Anton se estabeleceu em Rolande, Vale do Rio dos Sinos, região de São Leopoldo em uma chácara de meio hectare. Um dia ao ler o jornal Skt. Paulusblat – um tabloide católico editado em alemão em Nova Petrópolis, destinado aos colonos alemães no Brasil e distribuído nas igrejas aos domingos após as missas –  ficou sabendo da Gleba dos Bispos. Vendeu o pouco que tinha e em abril de 1964 com um caminhão alugado empreendeu uma viagem de 14 dias até a incipiente Missal. Naquela época, com o valor de um hectare no Rio Grande do Sul dava para comprar três no Paraná. A viagem de 890 km durava de 3 a 14 dias, dependendo das condições do clima, pois as chuvas tornavam as estradas intransponíveis e as cheias dos rios Uruguai e Iguaçu e Ocoy dificultavam a passagem. Nos caminhões vinham, além dos móveis e da família, bois, galinhas, cavalos, vacas, cachorro, gato… Tudo na carroceria.
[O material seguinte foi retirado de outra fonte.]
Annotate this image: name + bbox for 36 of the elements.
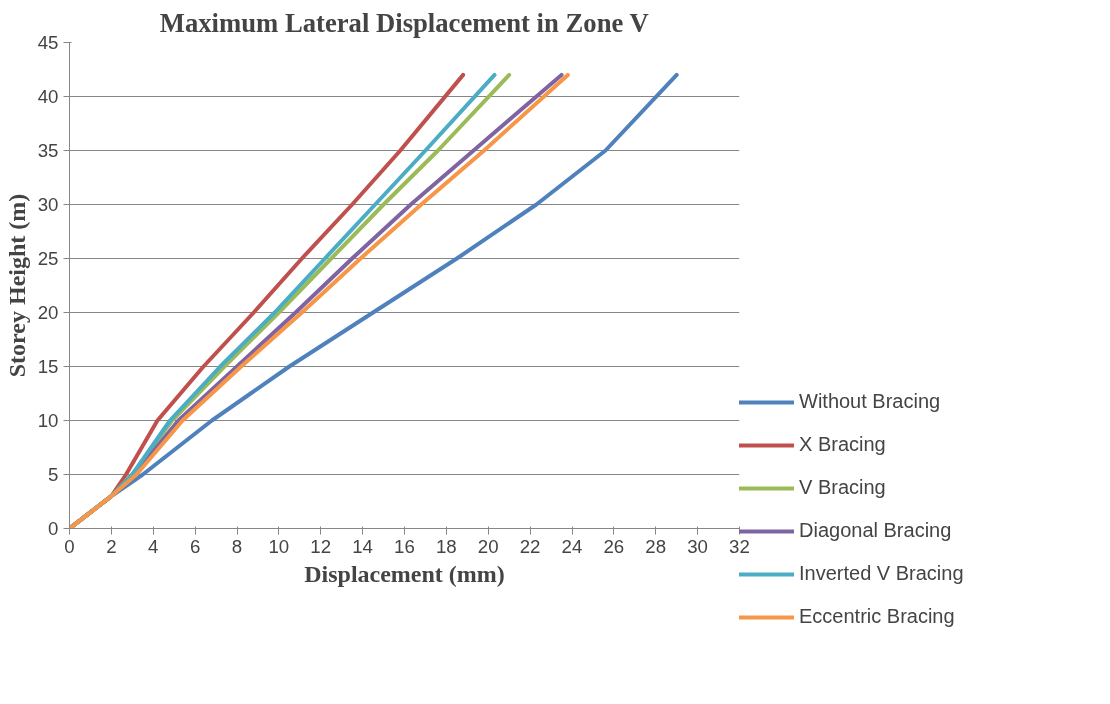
y-tick-label: 40 (37, 86, 59, 107)
legend-label: Eccentric Bracing (799, 605, 955, 628)
x-tick-label: 2 (106, 535, 117, 557)
y-tick-label: 35 (37, 140, 59, 161)
chart-title: Maximum Lateral Displacement in Zone V (159, 7, 649, 38)
y-tick-label: 20 (37, 302, 59, 323)
y-axis-title: Storey Height (m) (3, 193, 30, 378)
y-tick-label: 5 (48, 464, 59, 485)
x-tick-label: 22 (519, 535, 541, 557)
y-tick-label: 15 (37, 356, 59, 377)
x-tick-label: 0 (64, 535, 75, 557)
legend-label: V Bracing (799, 476, 886, 499)
legend-label: Without Bracing (799, 390, 941, 413)
x-tick-label: 16 (394, 535, 415, 557)
x-tick-label: 28 (645, 535, 667, 557)
legend-label: Diagonal Bracing (799, 519, 952, 542)
x-tick-label: 10 (268, 535, 290, 557)
x-tick-label: 30 (687, 535, 709, 557)
legend-label: Inverted V Bracing (799, 562, 964, 585)
x-tick-label: 24 (561, 535, 583, 557)
x-tick-label: 12 (310, 535, 332, 557)
x-tick-label: 4 (148, 535, 159, 557)
x-tick-label: 8 (231, 535, 243, 557)
legend-label: X Bracing (799, 433, 886, 456)
x-axis-title: Displacement (mm) (304, 560, 505, 587)
x-tick-label: 26 (603, 535, 625, 557)
y-tick-label: 0 (48, 518, 59, 539)
y-tick-label: 30 (37, 194, 59, 215)
y-tick-label: 10 (37, 410, 59, 431)
y-tick-label: 45 (37, 32, 59, 53)
x-tick-label: 14 (352, 535, 374, 557)
x-tick-label: 18 (436, 535, 457, 557)
x-tick-label: 6 (189, 535, 201, 557)
y-tick-label: 25 (37, 248, 59, 269)
x-tick-label: 32 (729, 535, 750, 557)
x-tick-label: 20 (477, 535, 499, 557)
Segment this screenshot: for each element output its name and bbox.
As prestações dos terrenos comprados era rigorosamente cobrada pelo Pe. Backes que não deixava passar os 4% de juros ao mês. Os colonos pagavam a terra com o resultado das colheitas e da venda da farta madeira existente nas florestas da região. Missal nascia quando Medianeira já era município havia três anos e o seu desmembramento como município aconteceu em dezembro de 1981. No início, como toda colônia, a luta era pela sobrevivência: porcos, galinhas caipira, vacas de leite, mandioca e batatas garantiam a subsistência do grupo. Por volta de 1972 novas atividades agrícolas entram na região – fumo, soja, feijão e milho -, e com elas os equipamentos de destoca e mecanização rural. A partir daí o de desenvolvimento da Gleba dos Bispos foi exponencial.

Paraná – nossa vantagem está na mistura de povos

Certa vez estava conversando com o poeta Thiago de Mello sobre os diversos tipos humanos que fazem o Brasil e a nossa vantagem, a longo prazo, por ter esta rica mistura. Ele me disse: “Essa mesma conversa tive há muito tempo com o Gilberto Freire e ele me falou assim” – “Mistura de povos! – você precisa ver o que é o Paraná. Ali sim, tem mistura de povos”.

A Gleba dos Bispos foi a última área colonizada no Paraná, se recapitularmos a ocupação do nosso território veremos que cidades antigas já existiam: Curitiba, Paranaguá, Guarapuava, Guaraqueçaba, Castro, Ponta Grossa e os postos militares de Jataizinho e Foz do Iguaçu. Em 1888 nasceu a Colônia Mineira/Norte Pioneiro; em 1919 a região de Pato Branco e Francisco Beltrão; em 1929 Londrina; em 1947 Maringá. Temos que contar também com a colônia socialista Theresa Cristina em 1848 no Vale do Ivaí, conduzida pelo médico Dr. Faivre e a Colônia Cecilia em 1890, essa anarquista italiana, nas cercanias de Palmeira. Quando se olha mapas antigos do Paraná, final de 1800 e início de 1900, vê-se escrito sobre muitas regiões as palavras sertão desconhecido.